Lacosamide: What Can Be Expected from the Next New Antiepileptic Drug?
Author(s) -
AbouKhalil Bassel W.
Publication year - 2009
Publication title -
epilepsy currents
Language(s) - English
Resource type - Journals
SCImago Journal Rank - 0.415
H-Index - 22
eISSN - 1535-7511
pISSN - 1535-7597
DOI - 10.1111/j.1535-7511.2009.01317.x
Subject(s) - lacosamide , medicine , placebo , concomitant , randomized controlled trial , population , anesthesia , antiepileptic drug , epilepsy , psychiatry , alternative medicine , environmental health , pathology
PURPOSE: To evaluate the efficacy and safety of lacosamide (200 and 400 mg/day) when added to one to three concomitant antiepileptic drugs (AEDs) in patients with uncontrolled partial‐onset seizures.
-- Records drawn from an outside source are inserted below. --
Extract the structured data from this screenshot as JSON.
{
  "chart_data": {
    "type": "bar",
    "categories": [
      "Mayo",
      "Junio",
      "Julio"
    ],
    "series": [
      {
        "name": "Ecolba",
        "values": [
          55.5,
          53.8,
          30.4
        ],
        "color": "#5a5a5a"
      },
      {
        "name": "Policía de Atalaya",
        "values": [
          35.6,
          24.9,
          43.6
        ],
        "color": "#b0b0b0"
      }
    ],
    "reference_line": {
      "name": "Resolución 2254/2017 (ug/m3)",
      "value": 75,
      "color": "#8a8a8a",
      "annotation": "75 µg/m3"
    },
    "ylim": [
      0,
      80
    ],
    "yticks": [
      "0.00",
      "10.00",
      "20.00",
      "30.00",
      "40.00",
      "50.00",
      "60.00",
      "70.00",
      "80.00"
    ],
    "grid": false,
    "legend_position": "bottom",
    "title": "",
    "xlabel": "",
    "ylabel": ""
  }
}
METHODS: This multicenter, double‐blind, placebo‐controlled trial randomized patients (age 16–70 years) with partial‐onset seizures with or without secondary generalization to placebo, lacosamide 200, or lacosamide 400 mg/day. The trial consisted of an 8‐week baseline, a 4‐week titration, and a 12‐week maintenance period. RESULTS: Four hundred eighty‐five patients were randomized and received trial medication. Among these, 87% were taking two or more concomitant AEDs. Median percent reduction in seizure frequency per 28 days from baseline to maintenance period (intent‐to‐treat, ITT) was 20.5% for placebo, 35.3% for lacosamide 200 mg/day ( p = 0.02), and 36.4% for 400 mg/day ( p = 0.03). In the per protocol population, the reductions were 35.3% for lacosamide 200 mg/day ( p = 0.04) and 44.9% for 400 mg/day ( p = 0.01) compared to placebo (25.4%). The 50% responder rate for lacosamide 400 mg/day (40.5%) was significant ( p = 0.01) over placebo (25.8%), but was not for 200 mg/day (35.0%). In the per protocol population, the 50% responder rate for lacosamide 400 mg/day (46.3%) was significant ( p < 0.01) compared with the placebo responder rate (27.5%). Dose‐related adverse events (AEs) included dizziness, nausea, and vomiting. Clinically relevant changes in the mean plasma concentrations of commonly used AEDs were not observed. DISCUSSION: Results of this trial demonstrated the efficacy and tolerability of adjunctive lacosamide 200 and 400 mg/day and support that lacosamide may be an advantageous option for the treatment of partial‐onset seizures in patients with epilepsy.